Num Armazém F à primeira vista tímido e pouco composto, estrearam o palco os lisboetas Katabatic. Ao correrem as primeiras linhas de baixo, um vórtice negro criou-se na sala, engolindo o som da guitarra e sintetizador; o público, tímido em deixar-se envolver na ambiência da sala pouco composta, aceitou finalmente a força centrifuga que se fazia sentir decorrente de um baixo poderosíssimo que fazia esquecer tudo o resto. Uma primeira boa impressão para quem não havia ainda visto a banda ao vivo, como era o meu caso.
Depois de um interregno, God Is An Astronaut sobem ao palco já com uma multidão composta e densa; o ambiente transforma-se: os primeiros acordes são entoados e uma aura melancólica desce à sala, invadindo cada um dos presentes. Pianos e sintetizadores lúgubres alimentam uma melodia ritmada, pronta a eclodir aos primeiros acordes dos irmãos Kinsella, enquanto o público assente efusivamente cada investida do teclista da banda.

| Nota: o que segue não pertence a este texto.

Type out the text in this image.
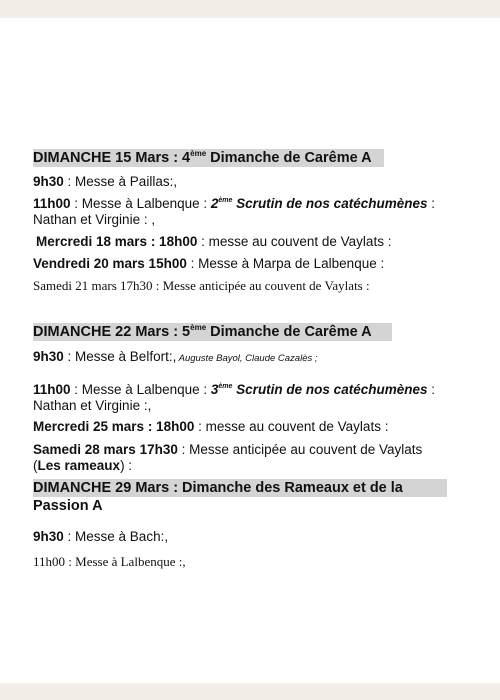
DIMANCHE 15 Mars : 4ème Dimanche de Carême A
9h30 : Messe à Paillas:,
11h00 : Messe à Lalbenque : 2ème Scrutin de nos catéchumènes :
Nathan et Virginie : ,
Mercredi 18 mars : 18h00 : messe au couvent de Vaylats :
Vendredi 20 mars 15h00 : Messe à Marpa de Lalbenque :
Samedi 21 mars 17h30 : Messe anticipée au couvent de Vaylats :
DIMANCHE 22 Mars : 5ème Dimanche de Carême A
9h30 : Messe à Belfort:, Auguste Bayol, Claude Cazalès ;
11h00 : Messe à Lalbenque : 3ème Scrutin de nos catéchumènes :
Nathan et Virginie :,
Mercredi 25 mars : 18h00 : messe au couvent de Vaylats :
Samedi 28 mars 17h30 : Messe anticipée au couvent de Vaylats
(Les rameaux) :
DIMANCHE 29 Mars : Dimanche des Rameaux et de la
Passion A
9h30 : Messe à Bach:,
11h00 : Messe à Lalbenque :,
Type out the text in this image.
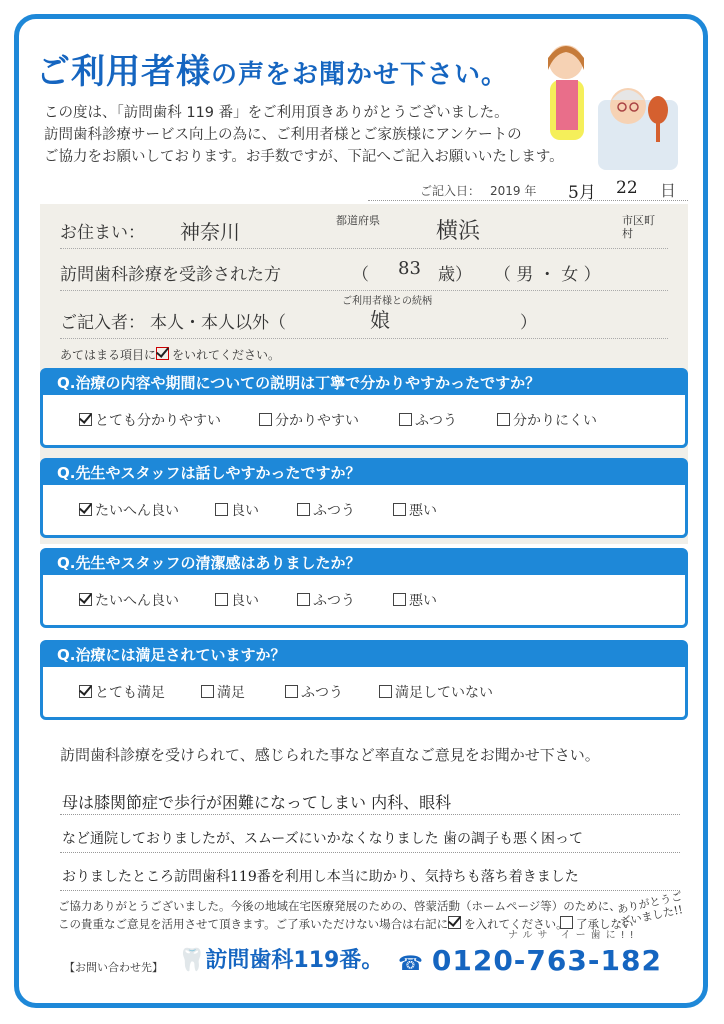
ご利用者様の声をお聞かせ下さい。
この度は、「訪問歯科 119 番」をご利用頂きありがとうございました。
訪問歯科診療サービス向上の為に、ご利用者様とご家族様にアンケートの
ご協力をお願いしております。お手数ですが、下記へご記入お願いいたします。
ご記入日： 2019 年 5月 22 日
お住まい： 神奈川	都道府県	横浜	市区町村
訪問歯科診療を受診された方	（ 83 歳） （ 男 ・ 女 ）
ご利用者様との続柄
ご記入者： 本人・本人以外（	娘	）
あてはまる項目に をいれてください。
Q.治療の内容や期間についての説明は丁寧で分かりやすかったですか？
とても分かりやすい	分かりやすい	ふつう	分かりにくい
Q.先生やスタッフは話しやすかったですか？
たいへん良い	良い	ふつう	悪い
Q.先生やスタッフの清潔感はありましたか？
たいへん良い	良い	ふつう	悪い
Q.治療には満足されていますか？
とても満足	満足	ふつう	満足していない
訪問歯科診療を受けられて、感じられた事など率直なご意見をお聞かせ下さい。
母は膝関節症で歩行が困難になってしまい 内科、眼科
など通院しておりましたが、スムーズにいかなくなりました 歯の調子も悪く困って
おりましたところ訪問歯科119番を利用し本当に助かり、気持ちも落ち着きました
ご協力ありがとうございました。今後の地域在宅医療発展のための、啓蒙活動（ホームページ等）のために、
この貴重なご意見を活用させて頂きます。ご了承いただけない場合は右記に を入れてください。 了承しない
ありがとうございました!!
【お問い合わせ先】 🦷訪問歯科119番。
ナルサ イー歯に!!
☎ 0120-763-182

Enquanto se dá esta catarse, retorna-se a “The end of the beginning”, primeiro álbum da banda e põe-se prego a fundo em direcção a material mais recente. Como não podia deixar de ser, são tocadas faixas do novo álbum “Helios|Erebus”, mantendo o registo a que a banda nos tem habituado.
As horas passam-se e a energia de ambas as partes envolvidas prevalece nos seus movimentos e expressões. “Is good to be back”, afirma a banda, recebendo em seguida uma significativa ovação do público. Já com o fim à vista, entoam-se acordes de “Butterflies on empty skies”, fazendo lembrar visitas transactas. Já num encore apoteótico, a noite termina ao som de “Suicide by star”, como não poderia deixar de ser. Em suma, um concerto efusivo, marcado pelas composições que se intercalam entre uma lividez incessante e um espasmo de vida. A banda sonora ideal para um apocalipse terreno, desfrutado de forma serena.